Yoga Creds and Off-Mat Life

  • I’m Yoga Alliance-registered and completed my teacher trainings at Sun and Moon Yoga Studio in Virginia. In Yoga Alliance parlance, if those acronyms are worthwhile for you to know, I'm E-RYT-500, YACEP®.

 
 
  • I serve as president of the Feathered Pipe Foundation, a Montana-based registered non-profit 501(c)3 educational organization that runs programs at one of the oldest and loveliest yoga retreat centers in North America. I recommend you find a way to get yourself there.

  • I helped to midwife and am the den mother of an educational program called The Mindful Unplug Experience. Every summer we run a weeklong retreat at the Feathered Pipe Ranch.

  • I spoiled myself silly with Erich Schiffmann's teacher training in 2006. I'm over-the-moon inspired by his playful, authentic, and openhearted approach to yoga. The best gift he gave me was my own practice; I do my best to pay it forward.

  • In 2012, I completed Embodyyoga's Mindful Yoga Therapy Teacher Training program presented by the remarkable people from the Veterans Yoga Project. Sharing trauma-sensitive yoga is near and dear to my heart.

  • In late 2013 I completed Level 1 training in a body movement education modality known as the Trager® Approach. That journey continues.

  • I have an affinity for and strong desire to share rat race survival skills. Having lived on the East Coast for over three decades, I'm intimately familiar with the challenges of trying to stay on the 'peace beam' while immersed in a digitally-saturated and frenzied urban environment and working at demanding jobs. I've learned a few tricks along the way that I like to share about movement, mindfulness, trauma release, and the game-changing wisdom of letting loose with midday dance breaks to Smokey Robinson and the Miracles.

  • I live in Virginia, am crazy about A Course in Miracles, and I am in love with Montana. I'm obsessed with cat nutrition, appreciate how my camera helps me to investigate the qualities of light, and I do not like dark chocolate even a little.

  • I sing a great deal in my car.


My Teachers

I'd be up a creek without my teachers. I'm thankful, too, for my teacher's teachers. And their teachers.

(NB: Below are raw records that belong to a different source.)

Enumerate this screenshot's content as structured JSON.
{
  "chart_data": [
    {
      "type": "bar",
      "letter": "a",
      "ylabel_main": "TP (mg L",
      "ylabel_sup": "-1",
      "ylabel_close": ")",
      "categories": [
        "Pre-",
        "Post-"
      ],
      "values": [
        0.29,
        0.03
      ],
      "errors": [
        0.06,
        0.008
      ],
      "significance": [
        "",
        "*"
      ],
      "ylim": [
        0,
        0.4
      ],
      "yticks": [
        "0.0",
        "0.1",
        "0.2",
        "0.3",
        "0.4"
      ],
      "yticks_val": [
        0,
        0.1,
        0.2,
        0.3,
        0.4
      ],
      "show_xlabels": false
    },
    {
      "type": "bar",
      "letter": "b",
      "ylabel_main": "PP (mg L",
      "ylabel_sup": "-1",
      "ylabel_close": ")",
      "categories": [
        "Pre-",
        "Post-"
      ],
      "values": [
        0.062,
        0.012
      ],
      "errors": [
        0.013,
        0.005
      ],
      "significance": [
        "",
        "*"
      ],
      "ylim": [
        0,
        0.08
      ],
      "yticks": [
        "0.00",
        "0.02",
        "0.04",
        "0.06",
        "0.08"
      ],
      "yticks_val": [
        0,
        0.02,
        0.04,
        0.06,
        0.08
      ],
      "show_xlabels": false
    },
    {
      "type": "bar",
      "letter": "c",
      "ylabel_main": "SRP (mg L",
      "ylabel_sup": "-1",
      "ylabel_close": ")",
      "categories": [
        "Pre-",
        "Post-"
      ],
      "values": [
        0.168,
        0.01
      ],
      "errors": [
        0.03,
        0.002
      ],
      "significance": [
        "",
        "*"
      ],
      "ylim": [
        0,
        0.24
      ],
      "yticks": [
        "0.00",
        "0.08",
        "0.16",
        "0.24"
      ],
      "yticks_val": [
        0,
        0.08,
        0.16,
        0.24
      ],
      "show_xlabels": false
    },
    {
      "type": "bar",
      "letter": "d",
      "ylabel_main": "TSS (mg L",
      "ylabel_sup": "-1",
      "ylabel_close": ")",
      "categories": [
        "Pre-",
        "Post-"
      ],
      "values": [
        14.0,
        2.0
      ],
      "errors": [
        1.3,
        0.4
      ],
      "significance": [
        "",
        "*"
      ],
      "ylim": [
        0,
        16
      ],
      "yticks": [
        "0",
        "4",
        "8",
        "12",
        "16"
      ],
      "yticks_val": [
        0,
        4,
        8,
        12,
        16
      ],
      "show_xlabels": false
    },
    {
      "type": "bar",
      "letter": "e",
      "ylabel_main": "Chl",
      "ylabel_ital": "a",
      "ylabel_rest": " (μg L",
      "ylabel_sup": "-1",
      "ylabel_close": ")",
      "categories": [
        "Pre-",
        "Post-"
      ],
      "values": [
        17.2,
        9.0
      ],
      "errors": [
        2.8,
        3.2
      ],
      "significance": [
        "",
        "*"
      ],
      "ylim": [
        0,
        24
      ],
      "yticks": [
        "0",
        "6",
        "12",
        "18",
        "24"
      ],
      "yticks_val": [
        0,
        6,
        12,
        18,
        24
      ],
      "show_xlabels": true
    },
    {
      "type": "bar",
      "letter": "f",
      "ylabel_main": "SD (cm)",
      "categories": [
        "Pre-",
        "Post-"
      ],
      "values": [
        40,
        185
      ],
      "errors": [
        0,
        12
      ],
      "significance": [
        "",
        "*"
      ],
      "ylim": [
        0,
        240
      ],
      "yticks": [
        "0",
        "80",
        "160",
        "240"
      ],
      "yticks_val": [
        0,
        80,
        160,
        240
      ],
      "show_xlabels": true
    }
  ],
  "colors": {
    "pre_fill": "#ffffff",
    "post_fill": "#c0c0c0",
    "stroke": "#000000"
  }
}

Those whose inspiration — on and off the mat — inform my practice, teaching, and life in ways that redound to my benefit include: Erich Schiffmann, Rajpur, Neil Boyd, Jackie Shaffer, Annie Moyer, Carol Stehl, Carie Garrett, Judy Nayer, Terri Grow,Susan Smiley, Alex Levin, Karma Tensum, and the love duo of Doug Geiger and Linda Setter. Then there are those who arouse my curiosity about light in all its visible and invisible dimensions through modalities like bodywork, music, sound, writing, and the visual arts - Michael Fraser, Jennifer Daly, Nishanka Lahr, Jim Pankey, Braeden Lewis, Zane Williams, Pat Olfcheski, Laura Carpini, and my poet-yogi soulmate teacher Gary Lemons.

Each of them makes life’s ride rich and worthwhile.